Another aspect to be considered is prediction of therapeutic response. As new therapies enter clinical trials, the role of Aβ imaging in vivo is becoming increasingly crucial. Αβ imaging allows the in vivo assessment of brain Αβ pathology and its changes over time, providing highly accurate, reliable and reproducible quantitative statements of regional or global Aβ burden in the brain. As mentioned before, therapies, especially those targeting irreversible neurodegenerative processes, have a better chance to succeed if applied early, making early detection of the underlying pathological process so important. Therefore, Aβ imaging is an ideal tool for the selection of adequate candidates for anti-Aβ therapeutic trials while also monitoring—and potentially predicting—treatment response, thus aiding in reducing sample size, minimising cost while maximising outcomes. Preliminary studies are already showing the utility of this technique (Rinne et al. 2010; Ostrowitzki et al. 2012). These preliminary results, taken together with the results from longitudinal studies, support the growing consensus that anti-Aβ therapy to be effective may need to be given early in the course of the disease, perhaps even before symptoms appear (Sperling et al. 2011b), and that downstream mechanisms may also need to be addressed to successfully prevent the development of AD. Furthermore, the slow rate of Aβ deposition indicates that the time window for altering Aβ accumulation prior to the full manifestation of the clinical phenotype may be very wide (Villemagne et al. 2011b).

The introduction of radiotracers for the noninvasive in vivo quantification of Αβ burden in the brain has revolutionised the approach to the evaluation of AD. Αβ imaging has extended our insight into Aβ deposition in the brain, where Aβ burden as measured by PET matches histopathological reports of Αβ distribution in aging and dementia, and it appears more accurate than FDG for the diagnosis of AD and is an excellent aid in the differential diagnosis of AD from FTLD (Mathis et al. 2005, 2007; Johnson 2006; Villemagne et al. 2008a, 2012b; Jagust 2009; Rabinovici and Jagust 2009; Drzezga 2010; Klunk 2011).

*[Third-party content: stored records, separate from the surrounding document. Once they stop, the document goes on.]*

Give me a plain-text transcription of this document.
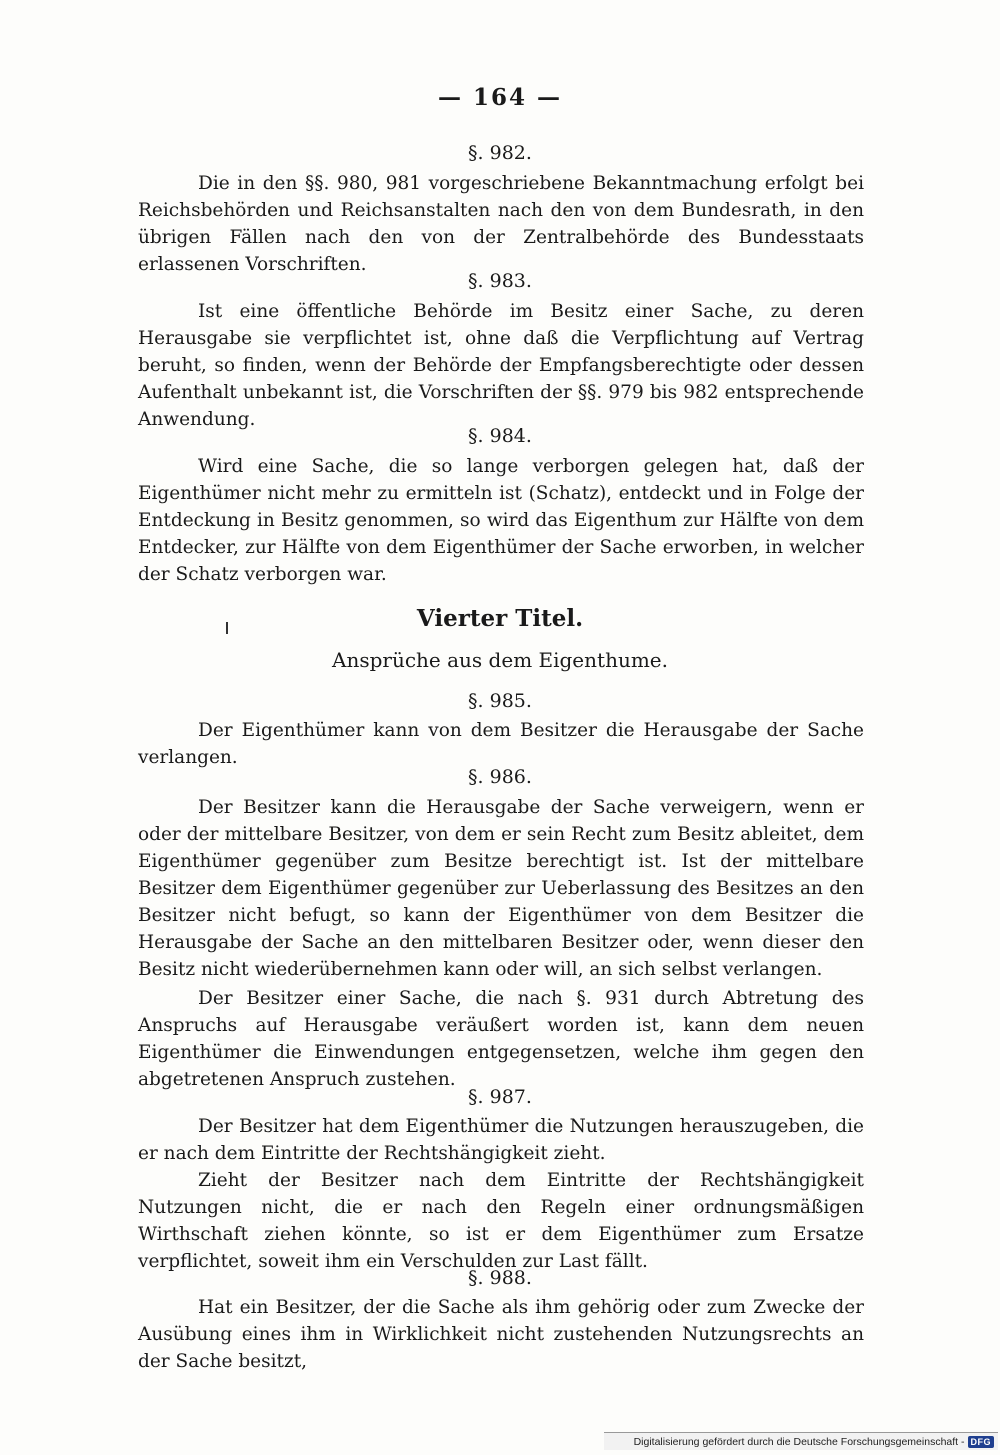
— 164 —
§. 982.

Die in den §§. 980, 981 vorgeschriebene Bekanntmachung erfolgt bei Reichsbehörden und Reichsanstalten nach den von dem Bundesrath, in den übrigen Fällen nach den von der Zentralbehörde des Bundesstaats erlassenen Vorschriften.

§. 983.

Ist eine öffentliche Behörde im Besitz einer Sache, zu deren Herausgabe sie verpflichtet ist, ohne daß die Verpflichtung auf Vertrag beruht, so finden, wenn der Behörde der Empfangsberechtigte oder dessen Aufenthalt unbekannt ist, die Vorschriften der §§. 979 bis 982 entsprechende Anwendung.

§. 984.

Wird eine Sache, die so lange verborgen gelegen hat, daß der Eigenthümer nicht mehr zu ermitteln ist (Schatz), entdeckt und in Folge der Entdeckung in Besitz genommen, so wird das Eigenthum zur Hälfte von dem Entdecker, zur Hälfte von dem Eigenthümer der Sache erworben, in welcher der Schatz verborgen war.

Vierter Titel.
Ansprüche aus dem Eigenthume.
§. 985.

Der Eigenthümer kann von dem Besitzer die Herausgabe der Sache verlangen.

§. 986.

Der Besitzer kann die Herausgabe der Sache verweigern, wenn er oder der mittelbare Besitzer, von dem er sein Recht zum Besitz ableitet, dem Eigenthümer gegenüber zum Besitze berechtigt ist. Ist der mittelbare Besitzer dem Eigenthümer gegenüber zur Ueberlassung des Besitzes an den Besitzer nicht befugt, so kann der Eigenthümer von dem Besitzer die Herausgabe der Sache an den mittelbaren Besitzer oder, wenn dieser den Besitz nicht wiederübernehmen kann oder will, an sich selbst verlangen.

Der Besitzer einer Sache, die nach §. 931 durch Abtretung des Anspruchs auf Herausgabe veräußert worden ist, kann dem neuen Eigenthümer die Einwendungen entgegensetzen, welche ihm gegen den abgetretenen Anspruch zustehen.

§. 987.

Der Besitzer hat dem Eigenthümer die Nutzungen herauszugeben, die er nach dem Eintritte der Rechtshängigkeit zieht.

Zieht der Besitzer nach dem Eintritte der Rechtshängigkeit Nutzungen nicht, die er nach den Regeln einer ordnungsmäßigen Wirthschaft ziehen könnte, so ist er dem Eigenthümer zum Ersatze verpflichtet, soweit ihm ein Verschulden zur Last fällt.

§. 988.

Hat ein Besitzer, der die Sache als ihm gehörig oder zum Zwecke der Ausübung eines ihm in Wirklichkeit nicht zustehenden Nutzungsrechts an der Sache besitzt,

Digitalisierung gefördert durch die Deutsche Forschungsgemeinschaft - DFG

ApoE ε4 carriers, independent of diagnosis or disease severity, present with higher Aβ burden than non-ε4 carriers, and high retention of Aβ radiotracers closely corresponds with low CSF Aβ levels and increasing age (Reiman et al. 2009a; Fagan and Holtzman 2010; Morris et al. 2010; Rowe et al. 2010). Although Αβ burden as assessed by PET does not strongly correlate with cognitive impairment in AD, it does correlate with memory impairment and a higher risk for cognitive decline in the aging population and MCI subjects. This correlation with memory impairment, one of the earliest symptoms of AD, suggests that Αβ deposition is not part of normal aging, supporting the hypothesis that Αβ deposition occurs well before the onset of symptoms and it likely represents preclinical AD in asymptomatic individuals and prodromal AD in MCI. Further longitudinal observations, coupled with different disease-specific biomarkers to assess potential downstream effects of Aβ, are required to confirm this hypothesis and further elucidate the role of Αβ deposition in the course of Alzheimer’s disease.